La touffe brune laissa apparaitre un visage encore ensommeillé et un regard voilé. Son sourire s'agrandit et il ne put s'empêcher d'embrasser les lèvres à sa portée, insérant sa langue dans la cavité chaude de son amant. Il voulait garder le gout de sa bouche, de ses lèvres. Daiki remua un peu avant d'y répondre, reprenant peu à peu l'usage de ses membres certainement engourdis par la nuit. Il avait envie de le dévorer une nouvelle fois, pour ne rien oublier de lui mais il finit par le laisser respirer. Il le libéra un peu de son étreinte, plongeant son regard dans celui qu'il aimait tant. Le brun ne put s'empêcher de répondre à son sourire, un peu moqueur.

"Et bien, quel réveil..."

"Désolé, j'aurais dû te laisser dormir encore un peu.."

Le brun passa ses bras autour de sa nuque et captura sa bouche pour un nouvel échange, le sourire aux lèvres.
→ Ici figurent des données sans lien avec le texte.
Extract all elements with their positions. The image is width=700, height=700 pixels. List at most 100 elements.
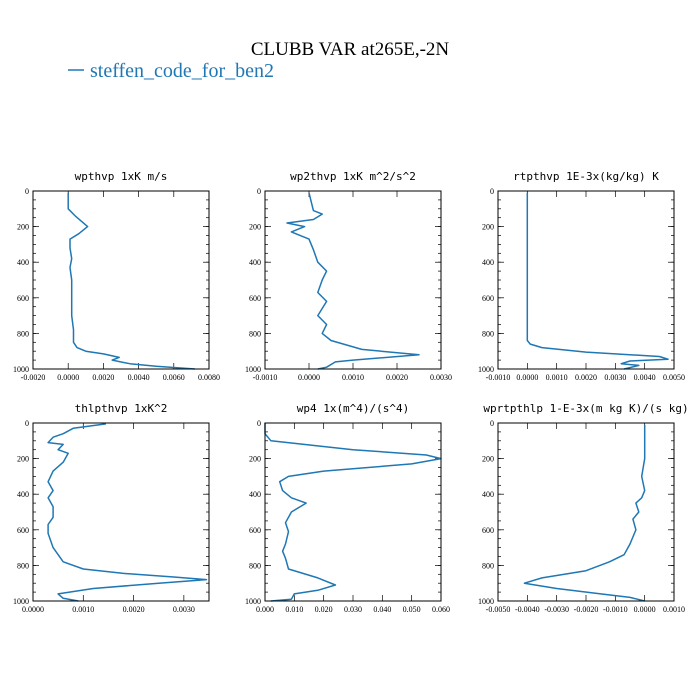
y-tick-label: 200	[249, 455, 261, 464]
series-line	[286, 192, 420, 370]
y-tick-label: 1000	[13, 365, 29, 374]
x-tick-label: 0.0020	[92, 373, 114, 382]
x-tick-label: 0.0030	[173, 605, 195, 614]
y-tick-label: 1000	[13, 597, 29, 606]
x-tick-label: 0.0020	[123, 605, 145, 614]
plot-frame	[32, 190, 210, 370]
x-tick-label: 0.030	[344, 605, 362, 614]
plot-frame	[497, 190, 675, 370]
x-tick-label: 0.0080	[198, 373, 220, 382]
y-tick-label: 600	[249, 526, 261, 535]
y-tick-label: 400	[249, 490, 261, 499]
panel-3: rtpthvp 1E-3x(kg/kg) K 0 200 400 600 800 1000-…	[478, 170, 685, 382]
legend: steffen_code_for_ben2	[68, 60, 274, 82]
x-tick-label: 0.0060	[163, 373, 185, 382]
y-tick-label: 200	[17, 223, 29, 232]
plot-frame	[264, 190, 442, 370]
y-tick-label: 1000	[478, 597, 494, 606]
x-tick-label: 0.0050	[663, 373, 685, 382]
x-tick-label: -0.0050	[486, 605, 511, 614]
plot-frame	[497, 422, 675, 602]
y-tick-label: 800	[482, 561, 494, 570]
series-line	[526, 192, 669, 370]
x-tick-label: 0.0000	[22, 605, 44, 614]
y-tick-label: 1000	[245, 365, 261, 374]
y-tick-label: 600	[249, 294, 261, 303]
x-tick-label: -0.0040	[515, 605, 540, 614]
x-tick-label: -0.0010	[486, 373, 511, 382]
x-tick-label: -0.0010	[253, 373, 278, 382]
x-tick-label: 0.0000	[634, 605, 656, 614]
plot-frame	[264, 422, 442, 602]
x-tick-label: -0.0020	[574, 605, 599, 614]
legend-label: steffen_code_for_ben2	[90, 60, 274, 82]
x-tick-label: 0.000	[256, 605, 274, 614]
panel-title: rtpthvp 1E-3x(kg/kg) K	[513, 170, 659, 183]
series-line	[67, 192, 195, 370]
panel-6: wprtpthlp 1-E-3x(m kg K)/(s kg) 0 200 400 60…	[478, 402, 689, 614]
series-line	[264, 423, 442, 602]
x-tick-label: -0.0010	[603, 605, 628, 614]
y-tick-label: 200	[249, 223, 261, 232]
x-tick-label: -0.0030	[544, 605, 569, 614]
y-tick-label: 400	[249, 258, 261, 267]
y-tick-label: 800	[17, 329, 29, 338]
plot-frame	[32, 422, 210, 602]
x-tick-label: 0.040	[373, 605, 391, 614]
y-tick-label: 600	[17, 526, 29, 535]
y-tick-label: 600	[482, 526, 494, 535]
y-tick-label: 800	[249, 561, 261, 570]
y-tick-label: 400	[482, 490, 494, 499]
x-tick-label: 0.0000	[57, 373, 79, 382]
y-tick-label: 200	[482, 223, 494, 232]
panel-title: thlpthvp 1xK^2	[75, 402, 168, 415]
series-line	[47, 423, 208, 602]
x-tick-label: 0.050	[403, 605, 421, 614]
x-tick-label: 0.0020	[575, 373, 597, 382]
figure-title: CLUBB VAR at265E,-2N	[251, 39, 450, 60]
y-tick-label: 0	[490, 187, 494, 196]
x-tick-label: 0.020	[315, 605, 333, 614]
y-tick-label: 400	[17, 490, 29, 499]
x-tick-label: 0.010	[285, 605, 303, 614]
y-tick-label: 400	[482, 258, 494, 267]
panel-title: wp2thvp 1xK m^2/s^2	[290, 170, 416, 183]
x-tick-label: 0.0040	[128, 373, 150, 382]
x-tick-label: -0.0020	[21, 373, 46, 382]
y-tick-label: 0	[490, 419, 494, 428]
x-tick-label: 0.0020	[386, 373, 408, 382]
series-line	[523, 424, 646, 602]
y-tick-label: 800	[482, 329, 494, 338]
y-tick-label: 400	[17, 258, 29, 267]
panel-title: wprtpthlp 1-E-3x(m kg K)/(s kg)	[483, 402, 688, 415]
x-tick-label: 0.060	[432, 605, 450, 614]
x-tick-label: 0.0030	[604, 373, 626, 382]
y-tick-label: 800	[17, 561, 29, 570]
panel-2: wp2thvp 1xK m^2/s^2 0 200 400 600 800 1000-0.0…	[245, 170, 452, 382]
x-tick-label: 0.0010	[663, 605, 685, 614]
y-tick-label: 200	[482, 455, 494, 464]
y-tick-label: 0	[257, 419, 261, 428]
x-tick-label: 0.0040	[634, 373, 656, 382]
x-tick-label: 0.0010	[342, 373, 364, 382]
x-tick-label: 0.0010	[546, 373, 568, 382]
panel-title: wp4 1x(m^4)/(s^4)	[297, 402, 410, 415]
x-tick-label: 0.0000	[298, 373, 320, 382]
y-tick-label: 600	[482, 294, 494, 303]
y-tick-label: 1000	[478, 365, 494, 374]
y-tick-label: 0	[25, 419, 29, 428]
y-tick-label: 0	[257, 187, 261, 196]
x-tick-label: 0.0000	[516, 373, 538, 382]
y-tick-label: 0	[25, 187, 29, 196]
panel-title: wpthvp 1xK m/s	[75, 170, 168, 183]
panel-1: wpthvp 1xK m/s 0 200 400 600 800 1000-0.0020 0.…	[13, 170, 220, 382]
y-tick-label: 600	[17, 294, 29, 303]
x-tick-label: 0.0030	[430, 373, 452, 382]
y-tick-label: 1000	[245, 597, 261, 606]
x-tick-label: 0.0010	[72, 605, 94, 614]
y-tick-label: 200	[17, 455, 29, 464]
"Si c'est pour un réveil aussi doux, je pense que je peux te pardonner..."

Son corps frissonna et il profita de l'occasion pour en prendre un peu plus.

"Oh, dans ce cas ..."

Ses mains se faufilèrent beaucoup plus bas, faisant rire son amant qui se laissa tomber sur le dos, le laissant le surplomber.


Daiki rejoignit son homme dans la cuisine après avoir pris une bonne douche, se glissant dans son dos comme il avait l'habitude de le faire. Taïga ne fût pas surprit et réclama un baiser, malgré le fait qu'il venait une nouvelle fois de faire des cochonneries dans son lit.
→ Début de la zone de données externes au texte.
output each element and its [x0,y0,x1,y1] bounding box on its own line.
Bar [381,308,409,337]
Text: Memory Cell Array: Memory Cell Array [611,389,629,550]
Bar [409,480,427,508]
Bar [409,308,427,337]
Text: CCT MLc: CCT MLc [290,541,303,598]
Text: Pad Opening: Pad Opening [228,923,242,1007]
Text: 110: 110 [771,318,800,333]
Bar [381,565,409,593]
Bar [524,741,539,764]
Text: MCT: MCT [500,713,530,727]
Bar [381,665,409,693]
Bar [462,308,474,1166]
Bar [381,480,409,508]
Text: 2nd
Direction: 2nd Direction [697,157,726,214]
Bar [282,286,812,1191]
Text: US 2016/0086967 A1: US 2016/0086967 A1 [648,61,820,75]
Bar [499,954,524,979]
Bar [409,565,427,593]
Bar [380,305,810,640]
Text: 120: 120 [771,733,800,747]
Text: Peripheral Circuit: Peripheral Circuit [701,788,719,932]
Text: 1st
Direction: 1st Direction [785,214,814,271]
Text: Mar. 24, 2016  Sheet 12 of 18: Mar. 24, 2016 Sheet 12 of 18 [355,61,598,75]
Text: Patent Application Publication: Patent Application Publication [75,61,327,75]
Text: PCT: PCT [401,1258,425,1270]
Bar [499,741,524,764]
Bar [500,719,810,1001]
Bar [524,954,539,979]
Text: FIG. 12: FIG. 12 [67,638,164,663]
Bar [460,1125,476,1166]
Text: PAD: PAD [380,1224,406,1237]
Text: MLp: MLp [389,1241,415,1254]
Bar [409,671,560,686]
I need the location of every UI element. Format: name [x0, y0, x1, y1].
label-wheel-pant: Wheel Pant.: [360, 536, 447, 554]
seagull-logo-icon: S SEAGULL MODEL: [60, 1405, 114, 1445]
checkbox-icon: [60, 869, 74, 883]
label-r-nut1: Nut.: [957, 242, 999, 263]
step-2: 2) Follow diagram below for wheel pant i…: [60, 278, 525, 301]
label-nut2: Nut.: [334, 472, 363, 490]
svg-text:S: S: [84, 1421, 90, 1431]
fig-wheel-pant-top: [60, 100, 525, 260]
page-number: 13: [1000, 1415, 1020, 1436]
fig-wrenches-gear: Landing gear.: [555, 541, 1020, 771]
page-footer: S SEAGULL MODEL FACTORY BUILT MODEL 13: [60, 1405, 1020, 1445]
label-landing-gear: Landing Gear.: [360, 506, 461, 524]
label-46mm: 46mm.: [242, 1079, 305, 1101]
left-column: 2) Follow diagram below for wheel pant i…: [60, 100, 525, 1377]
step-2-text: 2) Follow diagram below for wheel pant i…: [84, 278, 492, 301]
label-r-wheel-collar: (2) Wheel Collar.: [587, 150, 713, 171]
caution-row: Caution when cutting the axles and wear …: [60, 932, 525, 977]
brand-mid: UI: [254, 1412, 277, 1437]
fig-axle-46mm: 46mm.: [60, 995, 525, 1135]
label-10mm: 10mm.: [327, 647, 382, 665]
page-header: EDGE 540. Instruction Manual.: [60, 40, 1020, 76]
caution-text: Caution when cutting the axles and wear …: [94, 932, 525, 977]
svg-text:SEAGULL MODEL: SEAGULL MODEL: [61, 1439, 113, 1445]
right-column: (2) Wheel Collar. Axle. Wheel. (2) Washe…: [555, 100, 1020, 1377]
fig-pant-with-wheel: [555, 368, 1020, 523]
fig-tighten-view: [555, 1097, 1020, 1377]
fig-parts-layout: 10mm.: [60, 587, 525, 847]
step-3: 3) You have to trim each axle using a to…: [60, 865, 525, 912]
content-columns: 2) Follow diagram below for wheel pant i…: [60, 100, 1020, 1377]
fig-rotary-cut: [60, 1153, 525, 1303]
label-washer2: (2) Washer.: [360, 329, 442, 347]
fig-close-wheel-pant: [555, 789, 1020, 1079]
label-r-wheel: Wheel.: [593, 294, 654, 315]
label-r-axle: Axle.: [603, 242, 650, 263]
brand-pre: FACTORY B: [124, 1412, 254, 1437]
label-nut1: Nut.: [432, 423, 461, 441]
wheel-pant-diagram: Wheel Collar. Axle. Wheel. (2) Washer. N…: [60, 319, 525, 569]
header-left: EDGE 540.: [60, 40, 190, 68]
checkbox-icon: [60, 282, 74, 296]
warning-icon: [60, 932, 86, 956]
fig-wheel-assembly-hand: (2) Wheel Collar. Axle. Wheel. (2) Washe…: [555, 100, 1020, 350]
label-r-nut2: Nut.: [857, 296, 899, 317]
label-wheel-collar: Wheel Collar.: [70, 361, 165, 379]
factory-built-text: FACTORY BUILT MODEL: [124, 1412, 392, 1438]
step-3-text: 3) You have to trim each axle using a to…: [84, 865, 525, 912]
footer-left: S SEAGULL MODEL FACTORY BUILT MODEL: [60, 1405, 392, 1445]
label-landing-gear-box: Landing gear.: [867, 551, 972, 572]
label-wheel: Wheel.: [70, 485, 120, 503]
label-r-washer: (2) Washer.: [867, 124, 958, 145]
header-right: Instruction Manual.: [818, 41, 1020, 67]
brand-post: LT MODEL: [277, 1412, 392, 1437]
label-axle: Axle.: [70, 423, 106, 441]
"Vous êtes insatiable jeune homme..." S'amusa-t-il.

"C'est parce que vous êtes bien trop sexy, que je le suis." Répondit le cuivré.

Daiki posa son menton sur l'épaule encore dénudé de son homme et l'observa faire la cuisine, son cœur se serra dans sa poitrine en se disant que c'était la dernière fois qu'il se retrouverait là, dans cette cuisine, dans cet appartement, avec son homme entre les bras. Ce lieu avait été le début de tellement de chose entre eux. Il gardait en son sein la majorité de leurs premières fois. Leurs premiers échanges cordiaux, leurs premières confessions, leurs premiers rires ensembles, leurs premiers gestes tendres, leurs jeux, leurs amours. Laisser cet endroit vide de monde et à l'abandon lui laissait un goût amer dans la bouche mais il préféra chasser cette idée dans un coin de sa tête. Il voulait le garder comme un lieu sacré, presque comme l'autel de leur relation. C'était idiot de s'attacher autant à un lieu, mais il était sentimentale dans le fond et Taïga n'arrangeait rien à la chose.
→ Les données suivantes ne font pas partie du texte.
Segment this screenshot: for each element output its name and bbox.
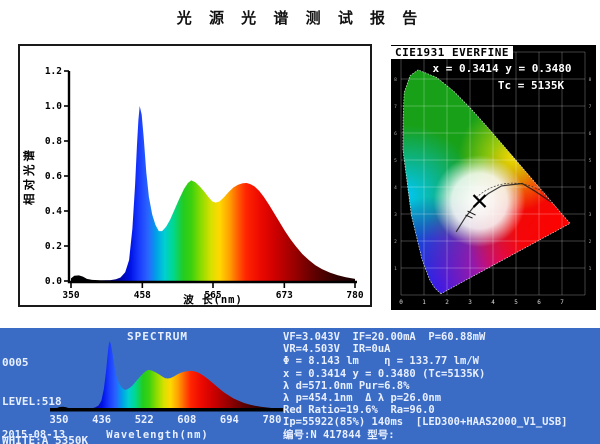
measurement-date: 2015-08-13	[2, 429, 66, 441]
daylight-locus	[476, 182, 550, 198]
x-axis-label: 波 长(nm)	[183, 293, 243, 305]
cie-x-tick-label: 2	[445, 299, 449, 306]
x-tick-label: 780	[262, 414, 282, 426]
reading-line: λ d=571.0nm Pur=6.8%	[283, 379, 410, 392]
y-tick-label: 0.6	[45, 171, 62, 182]
cie-grid	[400, 51, 586, 296]
cie-y-tick-label: 3	[589, 212, 592, 218]
chart-axes: 350 458 565 673 780 0.0 0.2 0.4 0.6 0.8 1.0 1.2 相对光谱…	[22, 66, 364, 305]
cie-y-tick-label: 7	[394, 104, 397, 110]
mini-spectrum-area	[57, 341, 274, 409]
x-tick-label: 436	[92, 414, 112, 426]
reading-line: Φ = 8.143 lm η = 133.77 lm/W	[283, 355, 479, 368]
y-tick-label: 0.8	[45, 136, 62, 147]
cie-y-tick-label: 6	[394, 131, 397, 137]
cie-x-tick-label: 5	[514, 299, 518, 306]
cie-tc-readout: Tc = 5135K	[497, 79, 565, 92]
spectrum-chart-panel: 350 458 565 673 780 0.0 0.2 0.4 0.6 0.8 1.0 1.2 相对光谱…	[18, 44, 372, 307]
cie-y-tick-label: 8	[589, 77, 592, 83]
x-tick-label: 458	[134, 290, 151, 301]
measurement-point-marker	[465, 194, 487, 219]
reading-line: VF=3.043V IF=20.00mA P=60.88mW	[283, 331, 486, 343]
cie-x-tick-label: 7	[560, 299, 564, 306]
cie-axis-ticks: 0 1 2 3 4 5 6 7 1 1 2 2 3 3 4 4 5 5 6 6 7 7 8 8	[394, 77, 592, 306]
x-tick-label: 673	[276, 290, 293, 301]
cie-y-tick-label: 8	[394, 77, 397, 83]
wavelength-axis-label: Wavelength(nm)	[106, 429, 209, 441]
mini-spectrum-title: SPECTRUM	[127, 330, 188, 343]
cie-y-tick-label: 2	[394, 239, 397, 245]
mini-chart-baseline	[50, 408, 283, 412]
y-axis-label: 相对光谱	[22, 147, 36, 205]
cie-x-tick-label: 3	[468, 299, 472, 306]
cie-x-tick-label: 0	[399, 299, 403, 306]
cie-y-tick-label: 1	[394, 266, 397, 272]
reading-line: x = 0.3414 y = 0.3480 (Tc=5135K)	[283, 367, 486, 380]
cie-xy-readout: x = 0.3414 y = 0.3480	[432, 62, 572, 75]
x-tick-label: 522	[134, 414, 154, 426]
y-tick-label: 1.2	[45, 66, 62, 77]
x-tick-label: 694	[219, 414, 239, 426]
spectrum-chart: 350 458 565 673 780 0.0 0.2 0.4 0.6 0.8 1.0 1.2 相对光谱…	[22, 66, 364, 305]
spectral-locus-outline	[402, 69, 571, 295]
cie-y-tick-label: 3	[394, 212, 397, 218]
y-tick-label: 0.2	[45, 241, 62, 252]
cie-y-tick-label: 7	[589, 104, 592, 110]
mini-spectrum-chart	[50, 341, 283, 412]
measurement-readings: VF=3.043V IF=20.00mA P=60.88mW VR=4.503V…	[283, 331, 567, 441]
cie-y-tick-label: 6	[589, 131, 592, 137]
reading-line: VR=4.503V IR=0uA	[283, 343, 391, 356]
y-tick-label: 1.0	[45, 101, 62, 112]
white-preset-readout: WHITE:A_5350K	[2, 434, 89, 444]
cie-y-tick-label: 1	[589, 266, 592, 272]
measurement-panel: 0005 LEVEL:518 WHITE:A_5350K SPECTRUM 35…	[0, 328, 600, 444]
cie-y-tick-label: 2	[589, 239, 592, 245]
spectrum-area	[71, 106, 355, 281]
mini-chart-x-ticks: 350 436 522 608 694 780	[42, 414, 289, 426]
cie-y-tick-label: 5	[394, 158, 397, 164]
x-tick-label: 350	[62, 290, 79, 301]
y-tick-label: 0.4	[45, 206, 62, 217]
reading-line: Ip=55922(85%) 140ms [LED300+HAAS2000_V1_…	[283, 416, 568, 429]
planckian-locus	[455, 182, 552, 233]
reading-line: 编号:N 417844 型号:	[283, 428, 395, 441]
x-tick-label: 565	[204, 290, 221, 301]
x-tick-label: 350	[49, 414, 69, 426]
cie-x-tick-label: 6	[537, 299, 541, 306]
cie-x-tick-label: 4	[491, 299, 495, 306]
cie-y-tick-label: 5	[589, 158, 592, 164]
cie-y-tick-label: 4	[589, 185, 592, 191]
cie-x-tick-label: 1	[422, 299, 426, 306]
sample-id: 0005	[2, 356, 29, 369]
page-title: 光 源 光 谱 测 试 报 告	[176, 9, 424, 27]
level-readout: LEVEL:518	[2, 395, 62, 408]
cie-y-tick-label: 4	[394, 185, 397, 191]
cie-diagram-panel: 0 1 2 3 4 5 6 7 1 1 2 2 3 3 4 4 5 5 6 6 7 7 8 8 CIE1931 EVERFIN…	[391, 45, 596, 310]
x-tick-label: 608	[177, 414, 197, 426]
reading-line: Red Ratio=19.6% Ra=96.0	[283, 404, 435, 417]
cie-title: CIE1931 EVERFINE	[391, 46, 513, 59]
reading-line: λ p=454.1nm Δ λ p=26.0nm	[283, 392, 442, 405]
cie-chromaticity-diagram: 0 1 2 3 4 5 6 7 1 1 2 2 3 3 4 4 5 5 6 6 7 7 8 8	[391, 45, 596, 310]
x-tick-label: 780	[346, 290, 363, 301]
y-tick-label: 0.0	[45, 276, 62, 287]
Il prit une grande inspiration pour se reprendre et commença à mettre la table pour se changer les idées. Taïga avait du pain sur la planche cet après-midi, et il ne serait pas là pour l'aider dans les préparatifs de son départ, il avait bien trop de chose à faire de son côté. Quelque part, ça l'arrangeait, ça rendait les choses bien trop concrètes que de voir les cartons et les valises dans un coin de la pièce. Il ne voulait pas voir cet appartement presque vide, il voulait s'en souvenir avec l'ensemble de leurs moments, de leurs souvenirs. Il voulait garder en mémoire que les bonnes choses qu'ils avaient pu y partager. C'était un peu comme une fuite de sa part, mais ça ferait surement moins mal comme ça.

Il comptait bien profiter de la matinée pour ne pas laisser la tristesse prendre le dessus sur cette journée, même si elle n'était incontestablement pas la meilleure, mais elle avait bien commencé.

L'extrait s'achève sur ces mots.